Introducing Frac Fingerprint and Viscoplastic Stress Relaxation (VSR) Theory as deterministic parameters for the shale industry to accurately fix well placement and completions on their Drilling Spacing Units, Dr. Mark Zoback, Petro.ai Science Advisor and Professor of Geoscience at Stanford University, spoke to an overflowing crowd at the recent URTeC conference in Houston, Texas on June 20, 2022.
What do we mean by Frac Fingerprint, an important foundation piece of the Petro.ai Drilling Spacing Unit Design Service? “What we mean,” Zoback defines early in the presentation “is that in the gun barrel view the frac fingerprint refers to the pattern of both upward and lateral propagation that is the direct result of the position of the frac stage reflecting not only the magnitude of the stress but what’s above and below.”
The goal of estimating hydraulic frac propagation growth is to estimate the productivity of a well. That frac growth in both the lateral and horizontal directions is the result of estimating the stress as it changes with the lithography.
“We can model these variations in the least principal stress,” Zoback explains, “as a function of lithology, with depth. The reason that it’s affecting the stress is VSR, another important part of the Petro.ai DSU Design Service. The more clay a layer has the more it creeps. The more creep, the more it makes the stresses the same.

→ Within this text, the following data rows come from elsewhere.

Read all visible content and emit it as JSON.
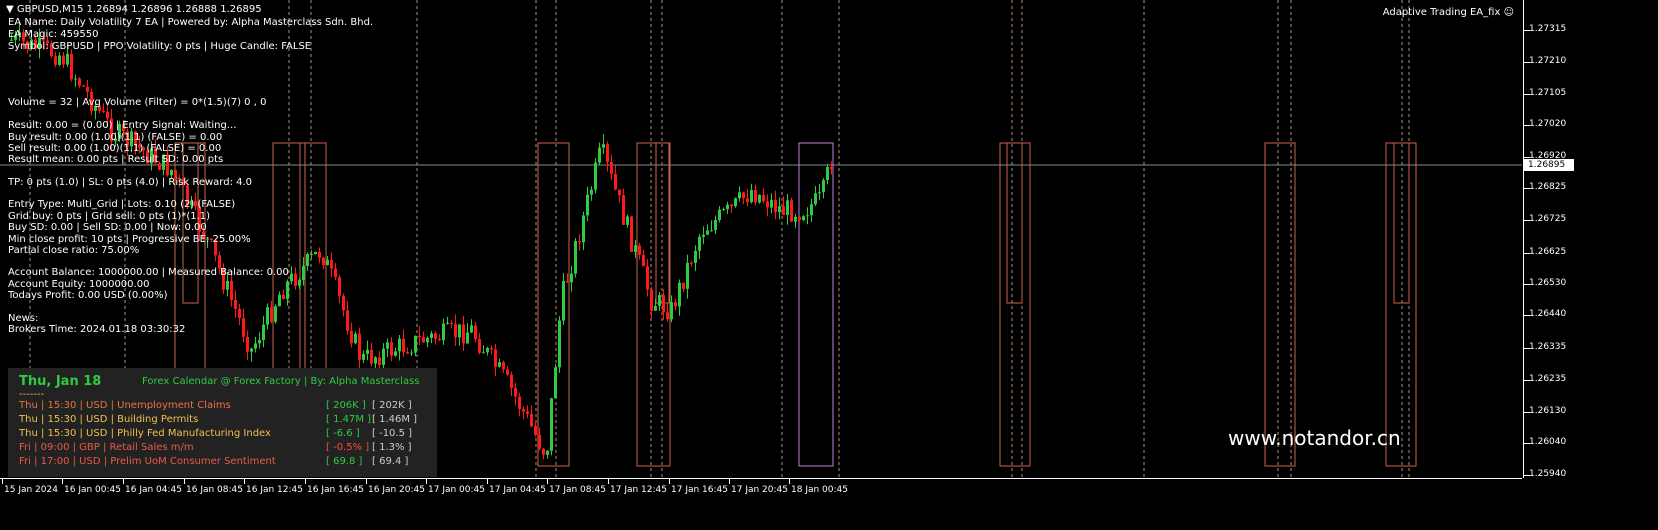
{
  "header": {
    "symbol_line": "GBPUSD,M15  1.26894 1.26896 1.26888 1.26895",
    "ea_title": "Adaptive Trading EA_fix"
  },
  "info_lines": [
    "EA Name: Daily Volatility 7 EA | Powered by: Alpha Masterclass Sdn. Bhd.",
    "EA Magic: 459550",
    "Symbol: GBPUSD | PPO Volatility: 0 pts | Huge Candle: FALSE",
    "Volume = 32 | Avg Volume (Filter) = 0*(1.5)(7) 0 , 0",
    "Result: 0.00 = (0.00) | Entry Signal: Waiting...",
    "Buy result: 0.00 (1.00)(1.1) (FALSE) = 0.00",
    "Sell result: 0.00 (1.00)(1.1) (FALSE) = 0.00",
    "Result mean: 0.00 pts | Result SD: 0.00 pts",
    "TP: 0 pts (1.0) | SL: 0 pts (4.0) | Risk Reward: 4.0",
    "Entry Type: Multi_Grid | Lots: 0.10 (2) (FALSE)",
    "Grid buy: 0 pts | Grid sell: 0 pts (1)*(1.1)",
    "Buy SD: 0.00 | Sell SD: 0.00 | Now: 0.00",
    "Min close profit: 10 pts | Progressive BE: 25.00%",
    "Partial close ratio: 75.00%",
    "Account Balance: 1000000.00 | Measured Balance: 0.00",
    "Account Equity: 1000000.00",
    "Todays Profit: 0.00 USD (0.00%)",
    "News:",
    "Brokers Time: 2024.01.18 03:30:32"
  ],
  "price_axis": {
    "labels": [
      "1.27315",
      "1.27210",
      "1.27105",
      "1.27020",
      "1.26920",
      "1.26825",
      "1.26725",
      "1.26625",
      "1.26530",
      "1.26440",
      "1.26335",
      "1.26235",
      "1.26130",
      "1.26040",
      "1.25940"
    ],
    "current": "1.26895"
  },
  "time_axis": {
    "labels": [
      "15 Jan 2024",
      "16 Jan 00:45",
      "16 Jan 04:45",
      "16 Jan 08:45",
      "16 Jan 12:45",
      "16 Jan 16:45",
      "16 Jan 20:45",
      "17 Jan 00:45",
      "17 Jan 04:45",
      "17 Jan 08:45",
      "17 Jan 12:45",
      "17 Jan 16:45",
      "17 Jan 20:45",
      "18 Jan 00:45"
    ]
  },
  "calendar": {
    "date": "Thu, Jan 18",
    "title": "Forex Calendar @ Forex Factory | By: Alpha Masterclass",
    "separator": "-------",
    "events": [
      {
        "text": "Thu  |  15:30  |  USD  |  Unemployment Claims",
        "forecast": "[ 206K ]",
        "previous": "[ 202K ]",
        "color": "#e8724a"
      },
      {
        "text": "Thu  |  15:30  |  USD  |  Building Permits",
        "forecast": "[ 1.47M ]",
        "previous": "[ 1.46M ]",
        "color": "#f0c050"
      },
      {
        "text": "Thu  |  15:30  |  USD  |  Philly Fed Manufacturing Index",
        "forecast": "[ -6.6 ]",
        "previous": "[ -10.5 ]",
        "color": "#f0c050"
      },
      {
        "text": "Fri  |  09:00  |  GBP  |  Retail Sales m/m",
        "forecast": "[ -0.5% ]",
        "previous": "[ 1.3% ]",
        "color": "#e85a4a"
      },
      {
        "text": "Fri  |  17:00  |  USD  |  Prelim UoM Consumer Sentiment",
        "forecast": "[ 69.8 ]",
        "previous": "[ 69.4 ]",
        "color": "#e85a4a"
      }
    ],
    "forecast_colors": [
      "#2ecc40",
      "#2ecc40",
      "#2ecc40",
      "#ff4a3a",
      "#2ecc40"
    ]
  },
  "watermark": "www.notandor.cn",
  "colors": {
    "bull": "#2ecc40",
    "bear": "#ff1a1a",
    "orange_box": "#c8664a",
    "violet_box": "#c080e0",
    "session_line": "#f0c0a0",
    "current_price_line": "#7a8a9a"
  }
}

“Creep is a function of time. The clay rich environments mean the stresses become more isotropic. Just varying the position of the stage can give you a completely different outcome in placing a well. The important question is how does this affect production, how does this affect drainage? Where drainage is an important predictor of productivity.
“I began working on VSR a decade ago. Over that period, we’ve been studying in the lab and trying to make it applicable to industry workflows. Along the way we had a case where we had core and at the exact same depth, we had DFITs. We measured the VSR parameters and it fit the data. That’s not very practical. The workflow we finally developed used a few DFIT test calibrations, a suite of logs and that’s all you need. You don’t have to go through the step of predicting the VSR parameters for every layer.”